Uma pesquisa recém-divulgada indicava que 87,5% dos italianos rejeitavam a proibição do divórcio. Para ele, isso mostrava que "a igreja precisa mudar a forma de transmitir seus princípios. Mas jamais alterá-los. A igreja deve modernizar a forma como transmite a mensagem, sem alterar a doutrina, a norma, o conteúdo".
Sobre as novas tecnologias, disse que "são bem-vindas para a pregação do Evangelho. O papa fez questão de enviar uma encíclica à Austrália por e-mail". A respeito da missão da igreja, acreditava que "a principal é religiosa, criar comunhão de fé, amizade, ação pastoral".

Confiança
Homem de confiança do papa João Paulo 2º, d. Lucas foi prefeito da Congregação para os Bispos do Vaticano (quarto posto em importância na Cúria Romana) entre 1998 e 2000. Mantinha encontros semanais com o líder católico "até sua saúde piorar a ponto de ele renunciar ao cargo e deixar a disputa pelo trono de são Pedro. Até então, ele sempre foi o grande candidato brasileiro à sucessão ", disse o vaticanista Giancarlo Zizola. Em seu livro "Il Sucessore" (o sucessor), Zizola o considerava o quarto "papável", atrás de três cardeais italianos.
Desconversava quando lhe diziam que, por anos, foi o candidato "natural" brasileiro à sucessão, devido sobretudo à posição conservadora, que o aproximava de João Paulo 2º -a quem não poupava elogios. Sobre as considerações de que o próximo papa poderia ser um brasileiro, disse que "tudo é possível, até um latino-americano, um brasileiro", mas, na opinião dele, "seria até um desdouro [..." falar em um novo papa enquanto está vivo o atual".
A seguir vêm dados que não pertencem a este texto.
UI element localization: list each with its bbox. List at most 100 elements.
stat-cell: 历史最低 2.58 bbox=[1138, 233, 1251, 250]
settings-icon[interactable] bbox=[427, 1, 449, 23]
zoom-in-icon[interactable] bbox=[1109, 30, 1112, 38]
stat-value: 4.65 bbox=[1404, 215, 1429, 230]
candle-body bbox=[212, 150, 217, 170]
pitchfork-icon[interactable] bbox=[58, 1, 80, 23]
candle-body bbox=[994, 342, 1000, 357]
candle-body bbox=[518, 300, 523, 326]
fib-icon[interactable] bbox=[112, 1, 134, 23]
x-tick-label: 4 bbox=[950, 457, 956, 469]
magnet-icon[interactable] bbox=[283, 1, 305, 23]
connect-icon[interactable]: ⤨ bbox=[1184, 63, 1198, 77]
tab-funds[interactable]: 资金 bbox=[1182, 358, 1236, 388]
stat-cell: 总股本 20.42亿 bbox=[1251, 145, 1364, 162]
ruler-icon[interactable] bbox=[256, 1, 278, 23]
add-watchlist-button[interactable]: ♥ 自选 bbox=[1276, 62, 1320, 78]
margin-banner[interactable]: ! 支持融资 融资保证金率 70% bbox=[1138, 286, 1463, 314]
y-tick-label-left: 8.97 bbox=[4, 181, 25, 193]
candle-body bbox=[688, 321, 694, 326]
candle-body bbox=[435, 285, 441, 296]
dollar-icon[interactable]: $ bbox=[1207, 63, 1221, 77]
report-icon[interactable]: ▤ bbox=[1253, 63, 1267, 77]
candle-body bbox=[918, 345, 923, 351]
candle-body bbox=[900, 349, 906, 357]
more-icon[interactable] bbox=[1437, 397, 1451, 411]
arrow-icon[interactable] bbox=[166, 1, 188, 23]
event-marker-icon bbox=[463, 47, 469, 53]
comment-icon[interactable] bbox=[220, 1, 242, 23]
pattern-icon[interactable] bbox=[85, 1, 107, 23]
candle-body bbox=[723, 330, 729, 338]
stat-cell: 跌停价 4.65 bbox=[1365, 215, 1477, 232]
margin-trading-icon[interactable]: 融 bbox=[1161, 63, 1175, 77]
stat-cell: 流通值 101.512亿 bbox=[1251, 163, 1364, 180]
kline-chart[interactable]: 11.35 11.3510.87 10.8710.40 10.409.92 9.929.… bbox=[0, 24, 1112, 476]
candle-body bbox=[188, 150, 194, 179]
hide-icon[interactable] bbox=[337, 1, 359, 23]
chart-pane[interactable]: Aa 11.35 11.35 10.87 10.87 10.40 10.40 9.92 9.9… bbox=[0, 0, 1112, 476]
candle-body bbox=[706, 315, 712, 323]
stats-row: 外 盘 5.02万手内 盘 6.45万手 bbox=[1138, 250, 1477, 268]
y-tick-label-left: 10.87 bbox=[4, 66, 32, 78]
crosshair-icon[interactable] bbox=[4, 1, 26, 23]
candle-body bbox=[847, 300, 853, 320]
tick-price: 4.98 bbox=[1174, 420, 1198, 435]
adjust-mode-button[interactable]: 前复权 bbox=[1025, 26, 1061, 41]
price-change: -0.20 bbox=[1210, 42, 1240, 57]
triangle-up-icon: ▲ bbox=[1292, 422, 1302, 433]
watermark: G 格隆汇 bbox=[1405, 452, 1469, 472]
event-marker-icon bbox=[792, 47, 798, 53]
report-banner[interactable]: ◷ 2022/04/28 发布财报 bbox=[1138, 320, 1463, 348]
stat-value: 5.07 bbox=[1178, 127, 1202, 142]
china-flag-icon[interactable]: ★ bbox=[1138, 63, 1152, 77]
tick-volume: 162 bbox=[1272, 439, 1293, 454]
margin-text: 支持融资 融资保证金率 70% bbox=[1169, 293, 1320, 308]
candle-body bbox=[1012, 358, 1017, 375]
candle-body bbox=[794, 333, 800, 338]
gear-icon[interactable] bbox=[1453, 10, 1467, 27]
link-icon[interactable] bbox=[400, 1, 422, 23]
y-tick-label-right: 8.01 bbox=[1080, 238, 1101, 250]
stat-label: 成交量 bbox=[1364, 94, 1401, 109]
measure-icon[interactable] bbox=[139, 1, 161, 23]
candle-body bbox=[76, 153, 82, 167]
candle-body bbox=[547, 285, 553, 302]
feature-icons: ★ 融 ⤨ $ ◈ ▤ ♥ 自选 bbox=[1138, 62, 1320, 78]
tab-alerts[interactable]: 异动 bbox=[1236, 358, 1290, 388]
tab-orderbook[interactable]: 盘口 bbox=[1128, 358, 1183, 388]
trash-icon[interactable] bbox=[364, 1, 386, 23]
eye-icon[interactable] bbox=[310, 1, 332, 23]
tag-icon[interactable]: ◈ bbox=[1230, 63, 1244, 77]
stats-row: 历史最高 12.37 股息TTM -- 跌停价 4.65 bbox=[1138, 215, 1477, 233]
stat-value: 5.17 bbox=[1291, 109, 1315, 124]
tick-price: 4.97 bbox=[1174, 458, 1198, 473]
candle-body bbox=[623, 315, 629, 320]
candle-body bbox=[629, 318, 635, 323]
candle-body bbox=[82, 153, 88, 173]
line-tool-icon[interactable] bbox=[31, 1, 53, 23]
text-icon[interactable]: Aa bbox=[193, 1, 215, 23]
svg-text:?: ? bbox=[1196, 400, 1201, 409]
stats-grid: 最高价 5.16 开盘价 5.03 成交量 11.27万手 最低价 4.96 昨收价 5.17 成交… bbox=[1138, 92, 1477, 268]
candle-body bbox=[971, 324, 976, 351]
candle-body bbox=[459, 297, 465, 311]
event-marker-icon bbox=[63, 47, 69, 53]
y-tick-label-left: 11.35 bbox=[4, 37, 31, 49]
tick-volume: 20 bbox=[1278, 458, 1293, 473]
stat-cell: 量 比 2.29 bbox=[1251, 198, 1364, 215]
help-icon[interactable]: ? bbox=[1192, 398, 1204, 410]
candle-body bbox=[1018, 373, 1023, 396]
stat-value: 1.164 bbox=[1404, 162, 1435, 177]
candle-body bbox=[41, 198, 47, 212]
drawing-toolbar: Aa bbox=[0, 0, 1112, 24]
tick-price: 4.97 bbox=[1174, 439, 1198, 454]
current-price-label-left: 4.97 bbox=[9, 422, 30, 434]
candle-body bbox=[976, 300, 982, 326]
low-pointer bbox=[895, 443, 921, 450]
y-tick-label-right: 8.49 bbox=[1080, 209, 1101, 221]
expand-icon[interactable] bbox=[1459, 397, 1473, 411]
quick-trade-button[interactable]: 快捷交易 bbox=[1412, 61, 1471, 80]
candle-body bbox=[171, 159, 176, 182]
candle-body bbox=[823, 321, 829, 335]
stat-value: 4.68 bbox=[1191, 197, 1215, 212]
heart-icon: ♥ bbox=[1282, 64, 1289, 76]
Em fevereiro, elogiou a posição conciliatória do papa em relação a outras denominações cristãs e a outras religiões. Em 24 de janeiro, o papa havia promovido um dos maiores encontros inter-religiosos da história, em Assis (cidade natal de são Francisco). "É necessário reconhecer que a igreja também precisa do perdão alheio."
Sobre as alegações de que, sob a liderança de João Paulo 2º, a igreja experimentou um retrocesso, após os avanços do Concílio Vaticano 2º, d. Lucas disse que o papa "foi um bispo do concílio. Graças a ele e a outros fatores, hoje se conhece muito melhor o concílio".
Quando conversou com a Folha, falou pausadamente, com menos dificuldade do que em encontros anteriores, e interrompeu a entrevista brevemente por algumas vezes. Após uma hora e meia, às 18h, despediu-se para orar com um padre visitante em um cômodo reservado à oração.